The ridiculousness of Okpewho's novel inheres not merely in spontaneous outbursts of Yoruba, but the notion that deep-down beyond the African-American identity remains an unchanged and true African one. If by some bizarre notion one's identity hasn't been altered by the last few hundred years, then we are still left with the essentially racist notion that Africa is somehow waiting in a timeless primitive zone - that it remains a part of an unchanging past.
So for Samuel, taking up residence in his uncle's house, is some kind of return to what was familiar - a longing for the "Gold Coast" of his past which no longer exists. The idealism of Samuel's move is exhibited and ingrained in Edugyan's representation of the house. As one character observes, "a house is the direct reflection of its owner" and by this logic, the house Samuel inherits is itself a mixture of signs and symbols that are tangled and complex: "Brown and ivory, it sat fat and pacified among the overgrown foliage. Thick, thorned vines veined its face. It had the white front stoop so classic of Aster culture, but flanked by colonial pillars, as if built by a Confederate. It was beautiful in a brooding sort of way." 


The house, represented like an awkward old man, is an unsettling mixture of traditional and intrusive elements having grown into decrepitude.

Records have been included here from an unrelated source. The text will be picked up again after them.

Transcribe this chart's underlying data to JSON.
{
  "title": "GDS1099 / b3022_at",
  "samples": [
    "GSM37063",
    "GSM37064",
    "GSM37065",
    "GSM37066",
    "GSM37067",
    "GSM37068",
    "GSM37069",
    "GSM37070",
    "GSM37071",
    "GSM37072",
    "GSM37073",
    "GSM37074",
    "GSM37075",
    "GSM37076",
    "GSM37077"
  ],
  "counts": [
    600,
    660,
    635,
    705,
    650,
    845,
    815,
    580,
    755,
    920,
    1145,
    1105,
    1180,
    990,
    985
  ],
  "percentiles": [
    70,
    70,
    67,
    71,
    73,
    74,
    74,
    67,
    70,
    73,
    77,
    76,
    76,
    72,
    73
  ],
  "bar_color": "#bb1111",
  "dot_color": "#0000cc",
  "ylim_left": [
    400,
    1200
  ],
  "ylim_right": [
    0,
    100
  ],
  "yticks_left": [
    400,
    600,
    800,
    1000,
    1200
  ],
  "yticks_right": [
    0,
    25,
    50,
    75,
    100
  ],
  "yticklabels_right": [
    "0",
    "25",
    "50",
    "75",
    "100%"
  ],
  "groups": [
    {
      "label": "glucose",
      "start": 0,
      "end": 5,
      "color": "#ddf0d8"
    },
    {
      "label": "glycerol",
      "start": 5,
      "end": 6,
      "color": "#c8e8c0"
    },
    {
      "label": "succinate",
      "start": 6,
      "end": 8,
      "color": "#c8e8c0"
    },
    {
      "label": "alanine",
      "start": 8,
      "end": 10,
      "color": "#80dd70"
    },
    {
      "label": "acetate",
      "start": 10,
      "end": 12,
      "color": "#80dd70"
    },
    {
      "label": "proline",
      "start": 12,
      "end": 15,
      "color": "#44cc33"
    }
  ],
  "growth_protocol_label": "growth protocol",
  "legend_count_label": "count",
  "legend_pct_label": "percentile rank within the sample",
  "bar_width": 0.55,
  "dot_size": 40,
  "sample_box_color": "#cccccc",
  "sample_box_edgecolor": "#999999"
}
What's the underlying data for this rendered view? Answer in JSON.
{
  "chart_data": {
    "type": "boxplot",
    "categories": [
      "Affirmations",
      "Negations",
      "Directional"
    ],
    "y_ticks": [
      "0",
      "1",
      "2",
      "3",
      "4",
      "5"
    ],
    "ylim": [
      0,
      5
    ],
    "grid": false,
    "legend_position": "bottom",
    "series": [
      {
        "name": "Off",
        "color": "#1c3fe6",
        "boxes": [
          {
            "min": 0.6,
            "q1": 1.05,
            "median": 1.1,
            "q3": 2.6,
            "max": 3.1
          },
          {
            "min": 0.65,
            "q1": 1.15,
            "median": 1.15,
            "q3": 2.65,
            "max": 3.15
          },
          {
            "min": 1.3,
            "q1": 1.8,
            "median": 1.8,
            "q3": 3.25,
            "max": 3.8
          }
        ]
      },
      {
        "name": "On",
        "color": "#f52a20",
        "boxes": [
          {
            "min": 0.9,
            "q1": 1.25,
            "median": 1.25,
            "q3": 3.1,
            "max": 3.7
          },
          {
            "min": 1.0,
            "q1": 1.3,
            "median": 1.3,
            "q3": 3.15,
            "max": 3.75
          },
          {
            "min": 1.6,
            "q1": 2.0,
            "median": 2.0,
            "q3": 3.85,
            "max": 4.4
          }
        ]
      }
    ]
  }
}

It is falling apart, withering, leaking and plagued by obstinate shadows, flanked by a weathervane that shrieks through the night. 
By trying to impose belonging on his fragmentary life, Samuel enters a haunted space.
It is one of the strange aspects of Edugyan's narrative that the novel is recognisably gothic. Inexplicable and mysterious events occur. 
The tone of the novel is at times so dark and convoluted it is |exceptional as a work in the diaspora genre. 
This, though, is also what makes the novel difficult, and perhaps a bit tedious: the deluge of unexplained secrets, disasters, close escapes and domestic misery leaves one pained and perhaps longing for some sort of comic relief. 
Edugyan does attempt to balance this by providing peripheral political and socio-historical details, but it merely serves to leave the novel overburdened by information.
If pain is the way Edugyan typifies Samuel's experience, we know this is not necessarily the case for immigrants any longer. 
Esi Edugyan herself is the daughter of Ghanaian immigrant parents and is, as a writer, the cultural product of so many migrations which are nowadays more the norm than the exception. 
Hall attested that migrant identities are perhaps best considered as "constantly producing and reproducing themselves anew, through transformation and difference".
As he would have noted, the dream of a static, intergenerational home is a vestige of the past. |"The future belongs to the impure. The future belongs to those who |are ready to take in a bit of the other, as well as being what they themselves are."
If this is the case, then The Second Life of Samuel Tyne acts as the excavation of a history, an origin myth for the current generation. It is as though the path into the ubiquity of immigration had to be forged by the alienated, disappointed Samuel Tynes of the world. 
The notion of belonging had to be a failure, had to be dismantled, for there to be a space for new identities. As the quotation from Hall's obituary impresses on us, failure is now necessarily encoded in the search for belonging. published March 23, 2014.